The highest percentage of regional listeners was in the north west at 62.2 pc followed by Cork at 60.5pc and the south west at 58.5pc.

Local and regional stations were also the most popular for the 15-34 year old market, holding 66.8pc of listeners.

“Local radio continues to be a strong performer in the individual radio markets across the country – in many areas reaching more than 40pc of

the local adult population daily. In particular, on the criterion of share of minutes listened during prime 7am to 7pm, Highland Radio, MWR and

Radio Kerry hold the majority share position in their franchise areas,” according to the survey.

RTE One's “The Business” show did not live up to its name, losing 21,000 listeners from 319,000 in May to 298,000 while veteran broadcaster Marian Finucane lost a total of 27,000 on both her Saturday (-13,000) and Sunday (-14,000) current affairs programmes.

Even perennial favourite Miriam O'Callaghan did not fare well in the latest ratings, losing 15,000 listeners since May when 262,000 tuned in to her Saturday morning show ‘Miriam Meets’.

‘Late Late Show’ host Ryan Tubridy also lost 4,000 listeners on his 2fm show which has continued to bleed listeners after he took over the reins from the late Gerry Ryan following the veteran DJ's death in April 2010.

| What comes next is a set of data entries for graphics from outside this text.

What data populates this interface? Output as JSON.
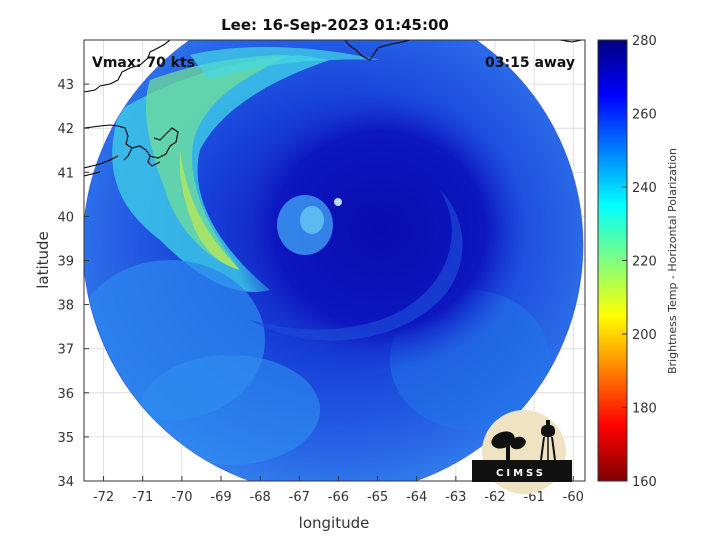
{
  "map": {
    "title": "Lee: 16-Sep-2023 01:45:00",
    "vmax_label": "Vmax: 70 kts",
    "time_away_label": "03:15 away",
    "xlabel": "longitude",
    "ylabel": "latitude",
    "x_ticks": [
      "-72",
      "-71",
      "-70",
      "-69",
      "-68",
      "-67",
      "-66",
      "-65",
      "-64",
      "-63",
      "-62",
      "-61",
      "-60"
    ],
    "y_ticks": [
      "43",
      "42",
      "41",
      "40",
      "39",
      "38",
      "37",
      "36",
      "35",
      "34"
    ],
    "xlim": [
      -72.5,
      -59.7
    ],
    "ylim": [
      34,
      44
    ]
  },
  "colorbar": {
    "label": "Brightness Temp - Horizontal Polarization",
    "ticks": [
      "280",
      "260",
      "240",
      "220",
      "200",
      "180",
      "160"
    ],
    "range": [
      160,
      280
    ],
    "colormap": "jet"
  },
  "logo": {
    "text": "CIMSS"
  },
  "colors": {
    "storm_core": "#0a10b8",
    "swath_outer": "#2a7cf0",
    "rainband": "#8ee07a",
    "background": "#ffffff"
  }
}
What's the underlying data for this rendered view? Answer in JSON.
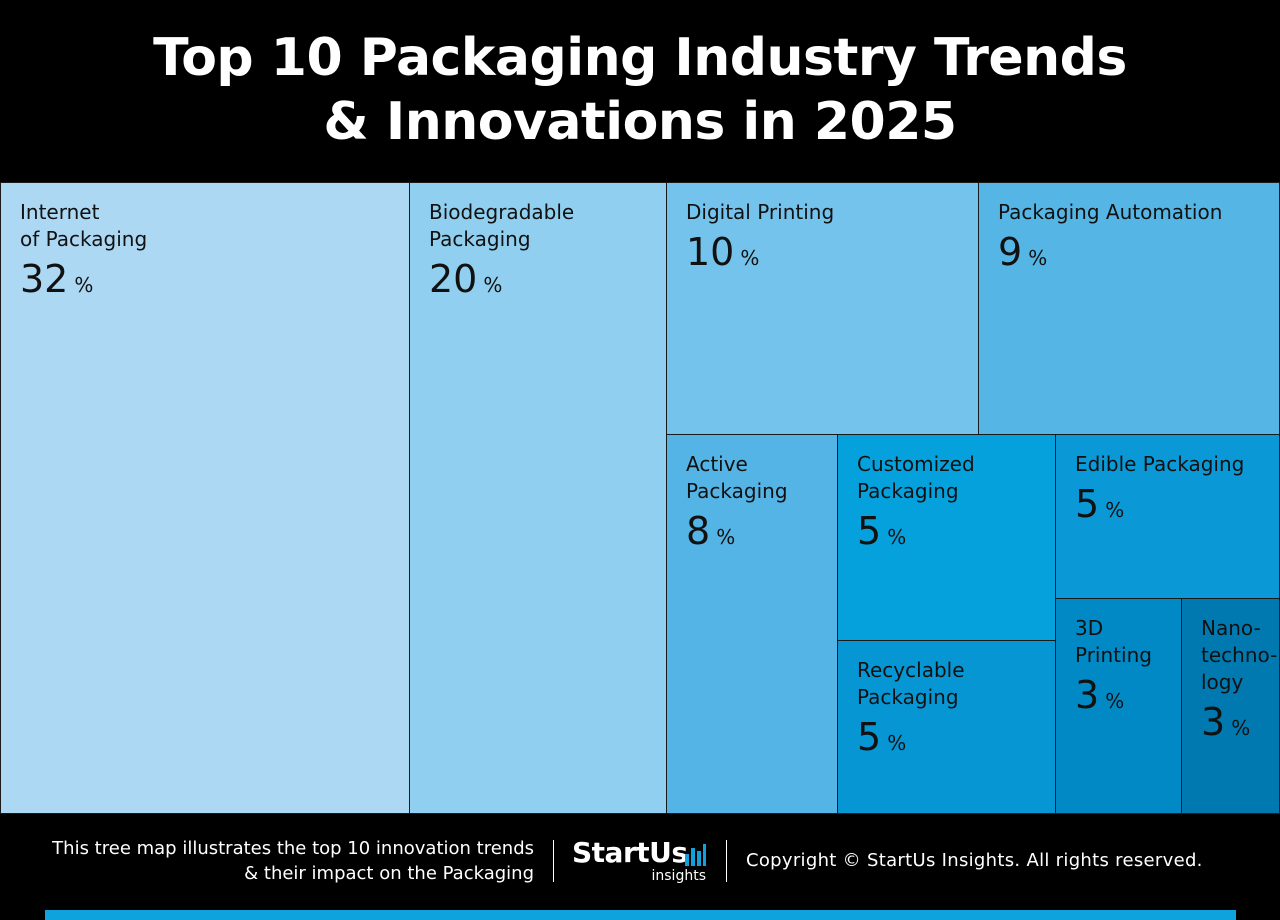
{
  "title": {
    "line1": "Top 10 Packaging Industry Trends",
    "line2": "& Innovations in 2025"
  },
  "chart_data": {
    "type": "treemap",
    "title": "Top 10 Packaging Industry Trends & Innovations in 2025",
    "unit": "%",
    "items": [
      {
        "name": "Internet\nof Packaging",
        "value": 32,
        "color": "#acd8f4"
      },
      {
        "name": "Biodegradable\nPackaging",
        "value": 20,
        "color": "#90cfef"
      },
      {
        "name": "Digital Printing",
        "value": 10,
        "color": "#74c3ec"
      },
      {
        "name": "Packaging Automation",
        "value": 9,
        "color": "#55b6e6"
      },
      {
        "name": "Active\nPackaging",
        "value": 8,
        "color": "#54b4e5"
      },
      {
        "name": "Customized\nPackaging",
        "value": 5,
        "color": "#05a1dd"
      },
      {
        "name": "Edible Packaging",
        "value": 5,
        "color": "#0a99d6"
      },
      {
        "name": "Recyclable\nPackaging",
        "value": 5,
        "color": "#0696d3"
      },
      {
        "name": "3D\nPrinting",
        "value": 3,
        "color": "#0089c4"
      },
      {
        "name": "Nano-\ntechno-\nlogy",
        "value": 3,
        "color": "#0079b1"
      }
    ]
  },
  "footer": {
    "description_line1": "This tree map illustrates the top 10 innovation trends",
    "description_line2": "& their impact on the Packaging",
    "logo_main": "StartUs",
    "logo_sub": "insights",
    "copyright": "Copyright © StartUs Insights. All rights reserved."
  }
}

Former Westlife singer Nicky Byrne - who filled in for Tubridy on his show in May, 2013 - and now hosts his own weekday morning slot on 2fm has surpassed Tubridy with 145,000 listeners - even though he also lost 6,000 listeners.

An RTE spokeswoman said they knew the 2fm ratings would be down during this survey period, which runs from the end of June 2013 to the end of June 2014, because a number of schedule changes were introduced during that time.

As for the decline in all of the RTE Radio One figures, she said “they’re slightly down but the numbers are still huge.”

Rival TodayFm, however, fared well in the ratings, gaining 7,000 listeners to the Ian Dempsey breakfast show and 5,000 new listeners to Ray D'Arcy's mid-morning show.

However, Newstalk had the greatest number of overall converts with 10,000 new listeners to its Breakfast show with Ivan Yates and Chris Donoghue and 5,000 new listeners to “Off the Ball”.

Newstalk CEO Gerard Whelan said listeners are not only “moving the dial” but “people who moved the dial are leaving it on.”

“You can't call it a permanent shift but we're quietly happy that the content is keeping people there,” he said.

Station editor Garrett Harte said the Dublin station now has the largest segment of the 25 to 44-year-old market.

“Our content has always been targeted to a younger audience and it's now bearing fruit,” he told the Irish Independent.

Meanwhile, Dublin classic rock station Radio Nova is celebrating its best listenership figures ever since it launched in September, 2010.

The “music for boomers” station which broadcasts in the capital and Dublin commuter belt has increased its daily listenership by 16,000 to 69,000 with a 13,000 increase in its weekly listeners to 124,000.

The survey also found that 83pc of Irish adults listen to the radio every day with more than half, or 57pc listening to their local or regional stations compared to national stations.